振り向いた先には、白いスーツの義兄の姿。
「さっき、網が発動したそうじゃないか?」
軽い口調で言って、エリックは近寄って来た。
「しかも、あれだろ、真上の網ってことは例の浮遊魔法の子?」
「ああ」
頷くと、へえ、と空を見上げる。
「雪路ちゃんがねぇ?」
「知り合いか?……相変わらず手が早いな」
「おや、ひどいなぁ。そういう決め付けはしないでくれよ」
エリックは肩を竦めて視線を再びヘイダルに戻す。
「俺は可愛い子の事はよく覚えてるだけ。下心なんてちょーっとしかないさ」
ヘラリと笑う顔を胡散臭そうに眺め、ヘイダルは溜息を吐いた。
「……まぁいい。俺には関係ない」
結局、まともに何か指摘するのも馬鹿らしくなり、そう言った。
「では、俺は巡回に」
「……ヘイダル」
他に要件がないなら仕事に戻ろうかと踵を返しかけた矢先、エリックが口を開く。
「見逃したんだろう?」
「なぜ分かる?」
キョトンと目を丸くして問えば、ヘラリと笑ったまま、エリックは腕組みした。
「さっき、そこで雪路ちゃんと我等が兄さんが話してたからね」
「ああ、見掛けたのか、あの二人を」
納得して、ヘイダルは頷いた。
「先日の魔法界からの厄介者の件もあるからな。瑣末事に時間は避けまいと、アントワーヌがその場で無罪とした」
「ふぅん」
碧眼のアメリカ人は視線を路地の暗がりに投げた。陽気で軽快な印象の顔に、ほのかに、夜の闇がかかる。
「……君はそれで納得してるの?」
「なに?」
眉間に少し皺を寄せて、ヘイダルは聞き返した。
「無実だと、納得しているか、と?」
「うん。納得してるの?本当に脱走じゃなかったと?」
「……状況的にも、些か脱走らしからぬところではあった」
無意識に、片手をこめかみに当てる。コツコツと指先で軽くこめかみを叩き、ヘイダルは言う。
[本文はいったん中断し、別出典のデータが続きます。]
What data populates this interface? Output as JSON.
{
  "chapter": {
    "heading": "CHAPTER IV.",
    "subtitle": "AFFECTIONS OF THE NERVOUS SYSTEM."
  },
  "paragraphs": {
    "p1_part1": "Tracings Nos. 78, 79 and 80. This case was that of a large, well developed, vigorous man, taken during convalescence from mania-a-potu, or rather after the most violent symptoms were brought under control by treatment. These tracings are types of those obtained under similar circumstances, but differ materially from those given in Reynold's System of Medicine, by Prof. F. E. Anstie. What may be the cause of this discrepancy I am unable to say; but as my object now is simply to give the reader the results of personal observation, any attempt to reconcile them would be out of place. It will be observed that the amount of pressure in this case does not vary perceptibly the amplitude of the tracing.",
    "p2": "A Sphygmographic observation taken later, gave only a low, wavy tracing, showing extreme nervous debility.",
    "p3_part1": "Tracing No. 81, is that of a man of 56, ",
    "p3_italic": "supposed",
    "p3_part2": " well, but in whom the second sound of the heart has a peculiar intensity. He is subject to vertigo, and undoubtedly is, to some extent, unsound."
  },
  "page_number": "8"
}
「加えてアントワーヌが判断したならば、俺はそれに従おう」
「君やニコロは、お兄ちゃん大好きだよねぇ」
エリックはクスクスと笑う。対してヘイダルはムスリと顔を顰めた。
「……何が言いたいんだ、お前は?」
「別に。ただ、俺も兄貴達……誠やアントワーヌの事は心配してるってだけさ」
すう、と、エリックは静かな顔になる。
「あの二人、ここ最近は忙しいだろ?魔法界のクズ野郎の事もあったし。まぁ、誠に関しては、元から肩の力抜くのが下手な人種ってのもあるけど」
それには深く同意する、と心中でヘイダルは頷いた。
「こんな時期にさ、変な脱走とか起きないといいよね、って」
エリックは言いながら唐突に、気紛れに、ヘイダルに背を向けた。
「これ以上、親愛なる兄さん達が働くのも可哀想だし」
「ならば少し貴様も真面目に働け」
背中に向けて投げた声には、ヒラリと振り返らないまま軽い仕草で手が振られ。
「これでも働いてるんだよ。俺が何の為に花嫁候補達にベタベタしてると思ってるの?」
ふふ、と、笑い混じりにエリックは言った。
「……雪路ちゃんはね、〝帰りたがってる子〟なんだよ」
「まて、それはつまり」
ハッと声を上げるヘイダルに、顔だけ振り向いて、エリックは軽薄そうに唇に人差し指を当てる。
「おっと、女の子の内心を人に漏らすのはよくないね。今のは内緒」
星明かりも心許ない路地の中。
「では、良い夜を。バイバイ」
うっすらと影を纏った男は笑い、パチン、と、七色の光の粒に変わって消えた。
ヘイダルは暫し立ち尽くし、やがて、小さく息を吐く。
「……花都 雪路か」
そうしてポツリと呟き、今度こそ、踵を返した。